Specsavers clinical director, Giles Edmonds, welcomed the statement by NHS England.

“Having an address on all GOS forms is mandatory, so in the past it has proved to be a barrier to accessing eye care for homeless people,” he said.

“We welcome this important move by NHS England because it will help change lives and has the potential to save people’s vision,” Edmonds shared.

Adam Sampson, AOP chief executive, who previously ran housing charity Shelter, said: “This important change will address a major health inequality issue for those people who are homeless or rough sleeping. We have been pushing for this amendment for some time and it marks a real turning point in ensuring the patients who are already struggling receive the help they deserve.”

Karen Gennard, clinic development manager for Vision Care for Homeless People, and AOP Councillor, said the change offers clarification after many years.

“We have often used a day centre for an address for people who are homeless. Clarifying this issue for all optometrists and practices will hopefully lead to more practices offering services to this vulnerable group,” she emphasised.

Mandatory electronic claims

NHS England outlined a number of proposals for regulatory reform that have been granted ministerial approval. The changes will come before parliament on 20 July.

The proposals include that from 1 January 2024 it will be a contractual requirement that all GOS claims are submitted electronically through the Primary Care Support England (PCSE) electronic payment claims system.

NHS England acknowledged the potential for disruption created by unplanned system outages and domiciliary contractors who operate in areas with low signal.

“To mitigate against these instances, we will be introducing a new paper slip in order that a patient’s signature can be collected. Once the system is accessible, the performer should complete the claim electronically, leaving the patient signature blank, and retain this slip either in the form of hard or scanned copy within the practice,” NHS England stated.

Reduction in claim window

From 1 January 2024, the claim window for submitting GOS 1, 5 and 6 forms will reduce from six months to three months.

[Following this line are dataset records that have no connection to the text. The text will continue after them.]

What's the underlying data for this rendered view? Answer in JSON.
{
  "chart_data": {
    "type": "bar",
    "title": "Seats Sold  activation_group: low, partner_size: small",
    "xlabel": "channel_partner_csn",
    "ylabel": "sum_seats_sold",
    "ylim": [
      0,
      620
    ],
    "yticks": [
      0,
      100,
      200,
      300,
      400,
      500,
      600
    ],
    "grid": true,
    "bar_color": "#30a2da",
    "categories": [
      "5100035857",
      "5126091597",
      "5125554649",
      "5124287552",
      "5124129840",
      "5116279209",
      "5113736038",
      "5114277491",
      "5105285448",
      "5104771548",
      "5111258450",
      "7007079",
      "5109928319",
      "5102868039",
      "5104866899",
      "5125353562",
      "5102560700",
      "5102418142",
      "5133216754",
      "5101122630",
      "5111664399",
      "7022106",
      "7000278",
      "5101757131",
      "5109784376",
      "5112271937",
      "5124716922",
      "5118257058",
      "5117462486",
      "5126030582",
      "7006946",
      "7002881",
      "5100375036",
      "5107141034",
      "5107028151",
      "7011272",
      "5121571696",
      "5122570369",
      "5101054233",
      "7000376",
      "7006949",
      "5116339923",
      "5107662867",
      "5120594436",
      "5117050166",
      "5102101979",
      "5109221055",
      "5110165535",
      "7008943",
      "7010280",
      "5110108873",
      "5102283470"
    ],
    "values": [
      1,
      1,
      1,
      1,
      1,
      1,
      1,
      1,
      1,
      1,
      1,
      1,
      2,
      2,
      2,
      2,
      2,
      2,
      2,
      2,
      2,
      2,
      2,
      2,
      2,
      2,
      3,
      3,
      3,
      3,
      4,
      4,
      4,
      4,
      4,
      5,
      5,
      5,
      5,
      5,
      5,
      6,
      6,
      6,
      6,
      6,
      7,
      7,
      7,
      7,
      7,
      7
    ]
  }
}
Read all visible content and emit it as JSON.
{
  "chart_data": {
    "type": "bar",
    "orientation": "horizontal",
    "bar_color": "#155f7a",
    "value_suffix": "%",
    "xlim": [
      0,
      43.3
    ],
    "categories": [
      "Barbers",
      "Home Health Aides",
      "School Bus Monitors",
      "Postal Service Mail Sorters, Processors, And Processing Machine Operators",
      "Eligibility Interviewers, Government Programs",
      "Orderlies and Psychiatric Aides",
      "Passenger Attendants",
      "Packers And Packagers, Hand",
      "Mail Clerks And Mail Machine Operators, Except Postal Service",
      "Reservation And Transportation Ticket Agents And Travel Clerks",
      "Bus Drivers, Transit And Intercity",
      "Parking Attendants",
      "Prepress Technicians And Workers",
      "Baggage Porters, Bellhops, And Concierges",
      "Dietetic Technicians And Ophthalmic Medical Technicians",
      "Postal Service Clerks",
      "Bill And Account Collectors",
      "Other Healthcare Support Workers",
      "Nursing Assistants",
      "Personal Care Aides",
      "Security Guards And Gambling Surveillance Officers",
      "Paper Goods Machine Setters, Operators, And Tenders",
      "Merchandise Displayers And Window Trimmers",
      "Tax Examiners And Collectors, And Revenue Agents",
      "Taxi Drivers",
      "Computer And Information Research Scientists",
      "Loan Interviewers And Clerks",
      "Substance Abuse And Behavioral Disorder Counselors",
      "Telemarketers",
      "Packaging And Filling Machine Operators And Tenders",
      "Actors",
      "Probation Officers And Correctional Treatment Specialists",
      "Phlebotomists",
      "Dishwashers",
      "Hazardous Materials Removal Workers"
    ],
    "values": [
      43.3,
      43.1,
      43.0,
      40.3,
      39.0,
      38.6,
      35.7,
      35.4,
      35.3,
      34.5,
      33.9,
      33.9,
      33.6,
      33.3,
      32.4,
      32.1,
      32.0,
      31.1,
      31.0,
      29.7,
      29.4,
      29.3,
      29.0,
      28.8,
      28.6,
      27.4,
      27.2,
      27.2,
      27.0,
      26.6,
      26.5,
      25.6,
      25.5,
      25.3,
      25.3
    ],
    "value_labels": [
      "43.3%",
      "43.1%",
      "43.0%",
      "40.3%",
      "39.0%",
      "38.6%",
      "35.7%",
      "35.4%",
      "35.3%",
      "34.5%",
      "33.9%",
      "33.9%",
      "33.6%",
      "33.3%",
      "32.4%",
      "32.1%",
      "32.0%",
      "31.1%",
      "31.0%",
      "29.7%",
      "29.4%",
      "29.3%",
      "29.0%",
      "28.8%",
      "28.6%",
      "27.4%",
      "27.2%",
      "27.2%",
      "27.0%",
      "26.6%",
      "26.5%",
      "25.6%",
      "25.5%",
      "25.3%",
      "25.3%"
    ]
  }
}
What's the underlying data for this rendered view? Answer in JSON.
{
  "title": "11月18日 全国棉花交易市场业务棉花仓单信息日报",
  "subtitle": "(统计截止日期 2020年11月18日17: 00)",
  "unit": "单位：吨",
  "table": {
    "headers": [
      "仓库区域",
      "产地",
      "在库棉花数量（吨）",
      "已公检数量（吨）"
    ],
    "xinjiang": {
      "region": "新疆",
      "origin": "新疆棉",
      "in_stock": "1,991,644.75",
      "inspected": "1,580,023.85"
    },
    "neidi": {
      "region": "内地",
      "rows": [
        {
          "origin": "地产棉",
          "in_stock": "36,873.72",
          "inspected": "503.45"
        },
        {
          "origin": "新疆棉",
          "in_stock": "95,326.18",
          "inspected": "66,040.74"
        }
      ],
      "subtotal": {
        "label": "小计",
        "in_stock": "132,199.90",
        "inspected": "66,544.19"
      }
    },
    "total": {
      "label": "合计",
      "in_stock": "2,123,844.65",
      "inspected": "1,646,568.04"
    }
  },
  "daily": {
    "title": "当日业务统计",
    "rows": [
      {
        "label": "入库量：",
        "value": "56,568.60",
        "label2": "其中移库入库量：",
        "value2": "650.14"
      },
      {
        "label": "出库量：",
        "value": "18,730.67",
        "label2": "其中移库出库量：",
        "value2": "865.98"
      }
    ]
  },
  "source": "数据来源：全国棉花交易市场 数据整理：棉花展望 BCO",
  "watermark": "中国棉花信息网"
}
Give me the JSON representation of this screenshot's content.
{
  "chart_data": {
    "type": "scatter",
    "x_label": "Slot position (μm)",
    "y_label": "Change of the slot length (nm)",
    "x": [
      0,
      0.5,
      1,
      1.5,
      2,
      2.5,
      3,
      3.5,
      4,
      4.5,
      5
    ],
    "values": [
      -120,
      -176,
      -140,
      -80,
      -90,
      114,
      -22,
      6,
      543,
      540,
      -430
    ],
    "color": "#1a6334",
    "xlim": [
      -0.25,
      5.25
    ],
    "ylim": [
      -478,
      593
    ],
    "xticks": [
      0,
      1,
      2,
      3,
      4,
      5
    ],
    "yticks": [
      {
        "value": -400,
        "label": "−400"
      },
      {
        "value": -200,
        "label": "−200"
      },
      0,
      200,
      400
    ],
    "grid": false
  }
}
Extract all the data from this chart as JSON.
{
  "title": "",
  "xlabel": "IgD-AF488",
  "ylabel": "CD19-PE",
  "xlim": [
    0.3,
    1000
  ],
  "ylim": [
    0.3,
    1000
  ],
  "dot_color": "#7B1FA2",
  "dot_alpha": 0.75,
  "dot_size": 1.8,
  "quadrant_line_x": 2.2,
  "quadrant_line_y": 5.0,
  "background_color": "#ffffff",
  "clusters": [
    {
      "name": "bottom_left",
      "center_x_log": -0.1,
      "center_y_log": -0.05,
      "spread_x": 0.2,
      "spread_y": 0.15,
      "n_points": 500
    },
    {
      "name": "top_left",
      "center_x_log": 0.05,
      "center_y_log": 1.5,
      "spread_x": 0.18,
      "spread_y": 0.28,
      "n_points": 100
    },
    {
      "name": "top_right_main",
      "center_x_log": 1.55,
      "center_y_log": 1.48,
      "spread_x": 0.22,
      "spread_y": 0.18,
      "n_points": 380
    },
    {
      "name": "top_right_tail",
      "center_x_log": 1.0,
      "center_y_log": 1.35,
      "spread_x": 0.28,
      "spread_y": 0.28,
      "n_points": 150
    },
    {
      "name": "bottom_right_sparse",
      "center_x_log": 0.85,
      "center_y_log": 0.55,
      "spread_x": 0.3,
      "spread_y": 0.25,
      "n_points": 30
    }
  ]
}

NHS England highlighted that this was to enable more timely data and prompt payments for contractors.

“We recognise that there may be exceptional circumstances where it may not been possible for contractors to submit claims within any regulated timescale,” NHS England acknowledged.

In these cases, integrated care boards can review the circumstances and, where appropriate, arrange with PCSE for the claim to be paid.

Death of a contractor

From 1 November, 2023 it is anticipated that a regulatory change will be implemented extending the timeframe that a contract continues following the death of a GOS contractor.

At present, a contract terminates seven days after the death of a contractor unless arrangements have been made to extend the contract by up to three months.

“We recognise that in these circumstances families and next of kin may not always have adequate time to make any alternative arrangements,” NHS England highlighted.

Under the changes, the contract would continue for 28 days during which time an extension can be arranged.

Removing the requirement to collect data on contract applicant’s sex

Currently there is a requirement for GOS contract applicants to declare their sex.

This would be removed from 1 November 2023 under planned regulatory changes.

“The award of the contract is not dependant on the sex of a contractor and therefore we propose to remove this requirement from the regulations,” NHS England shared.